C’est la seconde fois en quelques mois que cet essai est saccagé par des anti-OGM. Cela met-il un terme à vos recherches ?

 

Pour cette voie de recherche, je ne le sais pas encore. Cela étant, le but de ces études n’a jamais été commercial. Nous ne travaillons pas pour produire des variétés de vignes OGM, mais pour produire de la connaissance sur un mécanisme de défense naturel et l’impact éventuel des transgènes présents dans les racines sur l’environnement. Or, sans cet essai, cette expertise scientifique indépendante nous manquera cruellement pour évaluer, par exemple, l’efficacité ou les impacts sur l’environnement de vignes OGM qui ne manqueront pas d’être conçues par des laboratoires à l’étranger. En détruisant notre essai, les anti-OGM se tirent un peu une balle dans le pied.

 

Cela étant, cette voie de recherche est aujourd’hui arrêtée. Que peuvent espérer les viticulteurs ?

 

A l’initiative du CLS, nous avons abordé d’autres alternatives de lutte biologique à la lutte chimique. Nous travaillons par exemple sur les jachères nématicides. Il s’agit de plantes communes, comme le lotier corniculé, l’avoine, la vesce, la luzerne ou le sainfoin, qui repoussent les nématodes. Des essais ont débuté l’an passé en Alsace. Si elle se révèle efficace, cette technique permettrait de réduire de 10 à 2 ans, peut-être, le temps de jachère nécessaire pour limiter fortement le nombre de nématodes vecteurs de la maladie. De plus, ces jachères fleuries attirent les butineurs, ce qui peut contribuer à dynamiser les populations d’abeilles et de pollinisateurs.
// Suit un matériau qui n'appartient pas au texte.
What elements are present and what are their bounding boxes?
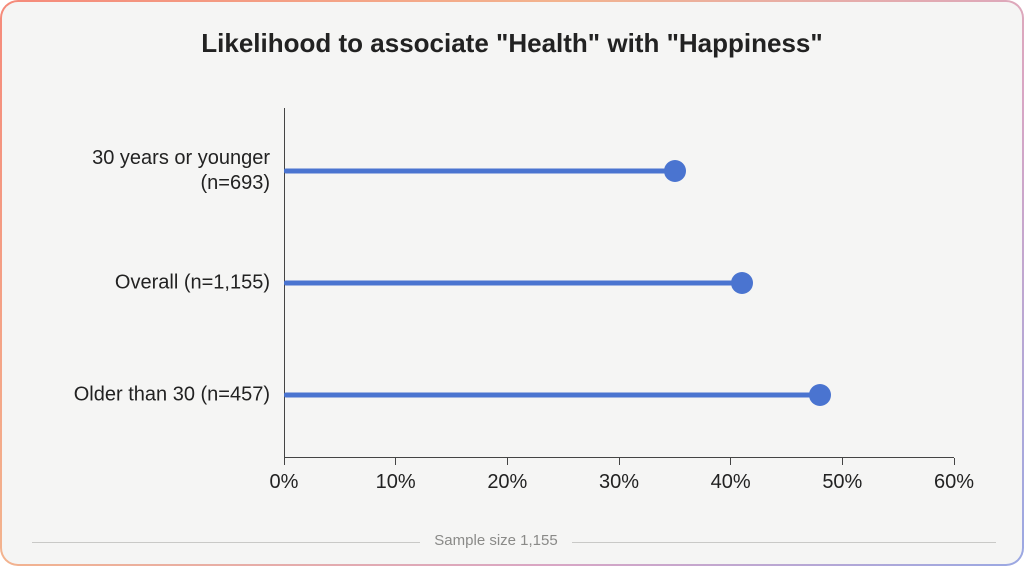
- y-category-label: Overall (n=1,155): [115, 271, 284, 296]
- x-tick-label: 0%: [270, 471, 299, 494]
- x-tick: [284, 458, 285, 465]
- y-category-label: 30 years or younger (n=693): [92, 146, 284, 196]
- footer-rule-right: [572, 542, 996, 543]
- x-tick: [730, 458, 731, 465]
- y-category-label: Older than 30 (n=457): [74, 383, 284, 408]
- footer-rule-left: [32, 542, 420, 543]
- x-tick: [619, 458, 620, 465]
- lollipop-stem: [284, 393, 820, 398]
- x-tick-label: 50%: [822, 471, 862, 494]
- x-tick-label: 40%: [711, 471, 751, 494]
- chart-card: Likelihood to associate "Health" with "H…: [2, 2, 1022, 564]
- chart-title: Likelihood to associate "Health" with "H…: [2, 28, 1022, 59]
- footer-text: Sample size 1,155: [420, 532, 572, 549]
- lollipop-stem: [284, 169, 675, 174]
- x-tick: [842, 458, 843, 465]
- x-tick-label: 20%: [487, 471, 527, 494]
- x-tick-label: 60%: [934, 471, 974, 494]
- lollipop-dot: [809, 384, 831, 406]
- x-tick: [507, 458, 508, 465]
- card-frame: Likelihood to associate "Health" with "H…: [0, 0, 1024, 566]
- plot-area: 0%10%20%30%40%50%60%30 years or younger …: [284, 108, 954, 458]
- x-tick: [395, 458, 396, 465]
- lollipop-dot: [731, 272, 753, 294]
- x-tick: [954, 458, 955, 465]
- x-tick-label: 10%: [376, 471, 416, 494]
- lollipop-dot: [664, 160, 686, 182]
- lollipop-stem: [284, 281, 742, 286]
- x-tick-label: 30%: [599, 471, 639, 494]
La recherche de résistances naturelles à ce nématode est aussi menée à l’Inra. Nous avons montré qu’en utilisant une vigne sauvage américaine (la muscadine) dans un porte-greffe hybride, nous pouvions retarder de façon importante l’apparition de la maladie (à mettre en parallèle avec les porte-greffe d’origine américaine résistant au phylloxera). Ce porte-greffe est en cours d’inscription au Catalogue. Le temps qu’il soit multiplié par les pépiniéristes, il pourrait être disponible à la vente vers 2013-2014. Cependant il ne confère pas à la vigne une résistance absolue. Il retarde l’apparition de la maladie de quelques années, ce qui peut être suffisant dans certaines conditions peu sévères de court-noué.

 

Donc, il y a de l’espoir, à moyen terme ?

 

Absolument. Mais il n’y aura probablement pas de solution miracle. Il faudra s’orienter vers une combinaison de techniques : variétés de porte-greffe hybride, activation de l’ARN interférence et jachère nématicide, par exemple, de façon à aboutir à la gestion intégrée de la santé de la vigne vis-à-vis du court-noué.